Schrödinger’s wave equation is used to determine the probability of finding an electron in any given place. Four principal quantum numbers are used in describing electron behavior.

Each electron within an atom can be described using the four quantum numbers: n, l, m, and s.

n

• the “principal quantum number”
• corresponds to the energy level or shell
• n = 1, 2, 3, 4, … (any positive integer)
• Electrons may be found in each energy level of an atom. The greatest number of electrons in any one energy level is 2n2. For example, energy level #2 can hold 8 electrons.

The energy of the energy level increases as the number of the energy level increases.

l

• l is the number for a sublevel of energy level n. Not all electrons in the same energy level have the same energy. An energy level is actually made up of many energy states called sublevels.
• Defines the shape
• “angular quantum number”
• l = 0, 1, 2, … (n-1)
• l = 0 sublevel = s (holds 2e-)

= 1 = p (holds 6e-)

= 2 = d (holds 10e-)

= 3 = f (holds 14e-)

As the value for l increases, the energy of the sublevel increases.

m

• “magnetic quantum number”
• m = 0, +/-1, +/-2, +/-3, … +/-l
• represents the number of an orbital within a sublevel

The Shapes of the Orbitals

s orbital – is spherical with the greatest electron density near the nucleus.

p orbital – is dumbbell shaped with a nodal plane through the center.
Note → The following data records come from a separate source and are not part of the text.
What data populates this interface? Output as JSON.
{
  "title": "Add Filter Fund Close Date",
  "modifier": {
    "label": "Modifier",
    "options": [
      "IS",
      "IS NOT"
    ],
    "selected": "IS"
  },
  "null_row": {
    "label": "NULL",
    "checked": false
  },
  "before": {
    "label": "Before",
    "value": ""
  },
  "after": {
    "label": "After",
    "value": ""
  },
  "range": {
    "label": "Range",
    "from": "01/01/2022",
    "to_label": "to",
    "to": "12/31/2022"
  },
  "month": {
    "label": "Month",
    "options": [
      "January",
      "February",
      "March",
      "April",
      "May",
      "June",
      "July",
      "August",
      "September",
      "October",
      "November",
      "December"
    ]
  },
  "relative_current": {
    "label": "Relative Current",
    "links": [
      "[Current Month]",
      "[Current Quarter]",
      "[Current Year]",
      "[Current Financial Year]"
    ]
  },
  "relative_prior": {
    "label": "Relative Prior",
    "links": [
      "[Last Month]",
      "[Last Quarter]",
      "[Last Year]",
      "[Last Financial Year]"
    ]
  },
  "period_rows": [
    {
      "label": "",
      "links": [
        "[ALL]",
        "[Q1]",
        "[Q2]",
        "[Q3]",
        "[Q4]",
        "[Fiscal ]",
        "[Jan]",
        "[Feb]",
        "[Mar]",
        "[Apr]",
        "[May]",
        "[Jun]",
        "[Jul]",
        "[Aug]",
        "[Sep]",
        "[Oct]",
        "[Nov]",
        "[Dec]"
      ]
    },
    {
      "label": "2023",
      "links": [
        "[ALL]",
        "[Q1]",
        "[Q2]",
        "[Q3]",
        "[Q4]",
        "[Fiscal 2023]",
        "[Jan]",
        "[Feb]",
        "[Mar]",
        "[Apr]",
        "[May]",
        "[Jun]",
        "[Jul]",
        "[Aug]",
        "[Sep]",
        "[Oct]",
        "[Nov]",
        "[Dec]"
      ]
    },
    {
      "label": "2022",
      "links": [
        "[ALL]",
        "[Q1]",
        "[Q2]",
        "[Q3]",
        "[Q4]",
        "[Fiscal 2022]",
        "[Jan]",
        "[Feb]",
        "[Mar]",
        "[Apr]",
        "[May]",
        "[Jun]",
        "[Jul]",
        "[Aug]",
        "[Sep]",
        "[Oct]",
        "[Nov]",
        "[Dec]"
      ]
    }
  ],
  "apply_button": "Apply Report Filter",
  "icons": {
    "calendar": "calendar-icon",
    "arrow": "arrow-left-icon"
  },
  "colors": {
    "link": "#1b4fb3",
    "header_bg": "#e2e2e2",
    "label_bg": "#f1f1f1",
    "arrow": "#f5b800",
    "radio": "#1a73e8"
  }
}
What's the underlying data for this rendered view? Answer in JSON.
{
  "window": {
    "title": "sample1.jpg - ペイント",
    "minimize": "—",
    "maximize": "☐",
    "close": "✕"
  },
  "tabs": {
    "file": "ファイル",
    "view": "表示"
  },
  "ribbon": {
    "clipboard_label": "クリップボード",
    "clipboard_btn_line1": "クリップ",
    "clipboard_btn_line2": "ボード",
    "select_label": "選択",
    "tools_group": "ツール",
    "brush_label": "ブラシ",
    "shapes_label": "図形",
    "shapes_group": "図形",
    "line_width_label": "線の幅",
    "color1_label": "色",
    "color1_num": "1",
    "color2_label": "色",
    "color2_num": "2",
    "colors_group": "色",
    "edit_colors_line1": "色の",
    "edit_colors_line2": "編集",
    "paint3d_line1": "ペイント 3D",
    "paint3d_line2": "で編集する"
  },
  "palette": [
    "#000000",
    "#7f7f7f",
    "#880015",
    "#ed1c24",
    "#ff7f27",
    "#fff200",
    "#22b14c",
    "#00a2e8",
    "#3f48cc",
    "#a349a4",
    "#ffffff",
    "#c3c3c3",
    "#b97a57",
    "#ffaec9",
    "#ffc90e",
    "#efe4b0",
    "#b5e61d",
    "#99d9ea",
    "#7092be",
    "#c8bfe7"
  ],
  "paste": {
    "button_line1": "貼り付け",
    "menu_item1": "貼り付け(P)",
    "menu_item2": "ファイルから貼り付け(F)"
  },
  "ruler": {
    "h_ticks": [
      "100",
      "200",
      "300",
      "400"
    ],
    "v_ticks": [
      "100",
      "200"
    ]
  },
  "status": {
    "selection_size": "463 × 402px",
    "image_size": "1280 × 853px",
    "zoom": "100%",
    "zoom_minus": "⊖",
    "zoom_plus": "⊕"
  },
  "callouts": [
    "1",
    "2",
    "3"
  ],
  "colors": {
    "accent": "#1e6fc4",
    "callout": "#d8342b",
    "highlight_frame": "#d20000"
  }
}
d orbital – complicated shape, 2 nodal planes

f orbital – complicated shapes, 3 nodal planes

s

• the electron spin quantum number
• s = + ½ (clockwise spin) or – ½ (counterclockwise spin)

In 1925, Wolfgang Pauli fit quantum theory with experiment. The result was the Pauli Exclusion Principle.

The Pauli Exclusion Principle states that no two electrons have the same set of 4 quantum numbers. This means that no orbital can have more than 2 electrons, and in an orbital with 2 electrons the spins must be paired (one cw and one ccw).

Example #1

What values of l are permitted for an electron with n =3?

Example #2

What are the permitted values for m in an electron which has l = 4?